PDF build validation — run before every push.
Checks:
  1. All DVS* font slots in every build script use STIXTwo-Math.ttf.
  2. STIXTwo-Math.ttf covers every non-ASCII character actually used in the scripts.
  3. Every expected output PDF exists in the project root.
Exit 0 = clean.

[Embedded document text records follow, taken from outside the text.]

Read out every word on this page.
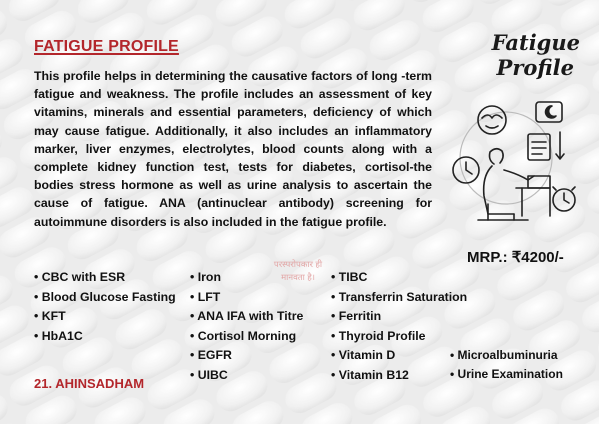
FATIGUE PROFILE

This profile helps in determining the causative factors of long -term fatigue and weakness. The profile includes an assessment of key vitamins, minerals and essential parameters, deficiency of which may cause fatigue. Additionally, it also includes an inflammatory marker, liver enzymes, electrolytes, blood counts along with a complete kidney function test, tests for diabetes, cortisol-the bodies stress hormone as well as urine analysis to ascertain the cause of fatigue. ANA (antinuclear antibody) screening for autoimmune disorders is also included in the fatigue profile.

Fatigue
Profile
MRP.: ₹4200/-
परस्परोपकार ही
मानवता है।
• CBC with ESR
• Blood Glucose Fasting
• KFT
• HbA1C
• Iron
• LFT
• ANA IFA with Titre
• Cortisol Morning
• EGFR
• UIBC
• TIBC
• Transferrin Saturation
• Ferritin
• Thyroid Profile
• Vitamin D
• Vitamin B12
• Microalbuminuria
• Urine Examination
21. AHINSADHAM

Exit 1 = problems found (push blocked).
"""
import os, re, sys
sys.stdout.reconfigure(encoding='utf-8')
sys.stderr.reconfigure(encoding='utf-8')

SCRIPT_DIR  = os.path.dirname(os.path.abspath(__file__))
PROJECT_DIR = os.path.dirname(SCRIPT_DIR)
FONT_DIR    = os.path.join(SCRIPT_DIR, 'fonts')

BUILD_SCRIPTS = [
    'build_foreword.py', 'build_tools.py', 'build_gen2.py',
    'build_zpe.py', 'build_zpf.py', 'build_zpg.py', 'build_zph.py', 'build_zpi.py',
    'build_zpa.py', 'build_zpb.py', 'build_zpc.py', 'build_zpd.py',
    'build_zpj.py', 'build_zpk.py',
    'build_zpa_companion.py', 'build_zpb_companion.py', 'build_zpc_companion.py',
    'build_zpd_companion.py', 'build_zpe_companion.py', 'build_zpf_companion.py',
    'build_zpg_companion.py', 'build_zph_companion.py', 'build_zpi_companion.py',
    'build_zpj_companion.py', 'build_zpk_companion.py', 'build_zp_philosophical_question.py',
]

EXPECTED_PDFS = [
    'Zero_Paradox_Foreword.pdf',
    'ZP_Tools_and_Methods.pdf',
    'ZP_Gen2_Applications.pdf',
    'ZP_Philosophical_Question.pdf',
    'ZP-A_Lattice_Algebra.pdf',         'ZP-A_Illustrated_Companion.pdf',
    'ZP-B_pAdic_Topology.pdf',          'ZP-B_Illustrated_Companion.pdf',
    'ZP-C_Information_Theory.pdf',      'ZP-C_Illustrated_Companion.pdf',
    'ZP-D_State_Layer.pdf',             'ZP-D_Illustrated_Companion.pdf',
    'ZP-E_Bridge_Document.pdf',         'ZP-E_Illustrated_Companion.pdf',
    'ZP-F_The_Counterexamples.pdf',     'ZP-F_Illustrated_Companion.pdf',
    'ZP-G_Category_Theory.pdf',         'ZP-G_Illustrated_Companion.pdf',
    'ZP-H_Categorical_Bridge.pdf',      'ZP-H_Illustrated_Companion.pdf',
    'ZP-I_Inside_Zero.pdf',             'ZP-I_Illustrated_Companion.pdf',
    'ZP-J_Self_Reference.pdf',          'ZP-J_Illustrated_Companion.pdf',
    'ZP-K_Computational_Grounding.pdf', 'ZP-K_Illustrated_Companion.pdf',
]

# Regex: font registration lines for DVS* slots
DVS_RE = re.compile(r"registerFont\(TTFont\('DVS(?:-B|-I|-BI)?',\s*FONT_DIR \+ '([^']+)'\)")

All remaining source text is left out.